English: A remembrance poppy from Canada, worn...
English: A remembrance poppy from Canada. Poppies are worn to commemorate soldiers who have died in war. (Photo credit: Wikipedia)

"None who have always been free can understand the terrible fascinating
power of the hope of freedom to those who are not free.” - Pearl S. Buck -

Note: The text below (sorry, it's a little long!) is from a Remembrance Day blog post I wrote in 2009. I decided to share it once again, and include some photos from the local cemetery where Canadian soldiers are buried, and from a memorial that we visited on a trip we took to Washington, D.C. in 2008.)

Contributed to HellasFrappe By Martha Ploussos
Plowing Through Life

I am fortunate enough to have spent my entire life in a peaceful, free society. I have never experienced war personally. I have never witnessed it with my own eyes. I’ve never had to worry about surviving another day, about whether my father would be whisked away in the middle of the night by ‘the enemy’. Of bombs landing in my city and killing someone I love. Of having my home invaded by enemy soldiers. Of losing my freedom, my home, my life. I have, thankfully, lived a happy, secure life that I try to remind myself each day to never take for granted.

Row upon row of soldiers. - Credit - Plowing Through Life
My parents, on the other hand, experienced quite a different world in their early years; they lived in the midst of World War II, a war that engaged the majority of the world’s nations, including the most powerful of them. Approximately 60 million people perished during those years, 40 million of which were civilians that mostly died from diseases, starvation, massacres, bombings and genocide. Although both my mother and father spent most of their adult years in the safety of Canada, having arrived here in the late 50s from Greece as young adults, some of their earliest memories were built in a war-torn, economically and emotionally bankrupt country that was ravaged by a world war and a subsequent civil war.

My father was 11 years old when the Italian army invaded Greece on the 28th day of October in 1940, which forced the country to enter World War II. My mother was only 5. Despite having a much smaller (but obviously determined) army, Greece defeated Mussolini’s forces and drove the invading army back into Albania where it originated from. However, despite the courage and tenacity of the Greek army, it did not spare the country from being occupied, because in April of 1941, Hitler sent some of his own troops to join forces with Italy and overcome Greece. These two armies were joined by the Bulgarian army, a brutal occupier whose policy was that of extermination or expulsion. They tried to forcibly Bulgarize as many Greeks as possible; the ones they did not succeed with were either expelled or killed.

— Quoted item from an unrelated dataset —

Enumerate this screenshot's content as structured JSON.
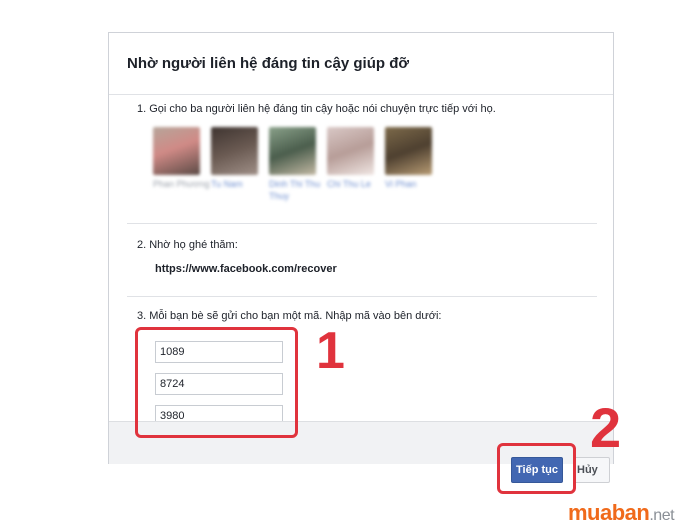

Until its liberation in October 1944, the country was devastated by the war, its economy and infrastructure ruined; its people hungry and disillusioned. More than 300,000 Greeks lost their lives during this period, and the country’s long-established Jewish population had been almost completely wiped out. In addition to all that, as soon as World War II ended, a civil war broke out in Greece, which would last until 1949 and leave the country in shambles. It took years for Greece to rebuild itself but in the meantime there were no jobs. There was no food. There was no hope. There was no future. So, in December of 1957, my mother boarded a ship with two of her sisters, leaving behind four other siblings, their parents, uncles, aunts, cousins, nieces, nephews, townsfolk and all their childhood friends, and headed for Canada. For a better life. They were, she said, filled with fear as they headed for the unknown. But they were also filled with hope for the future.

So terribly young... - Credit - Plowing Through Life
In my younger years, despite having learned about World War II in school, I failed to associate my parent’s childhood years with that period. Having been born – and having lived my entire life - in Canada, as far as I was concerned our lives had always been here, including my parents. It was only when I became a young adult that I took a sincere interest in hearing about their experiences in what they always referred to as the most difficult years of their lives.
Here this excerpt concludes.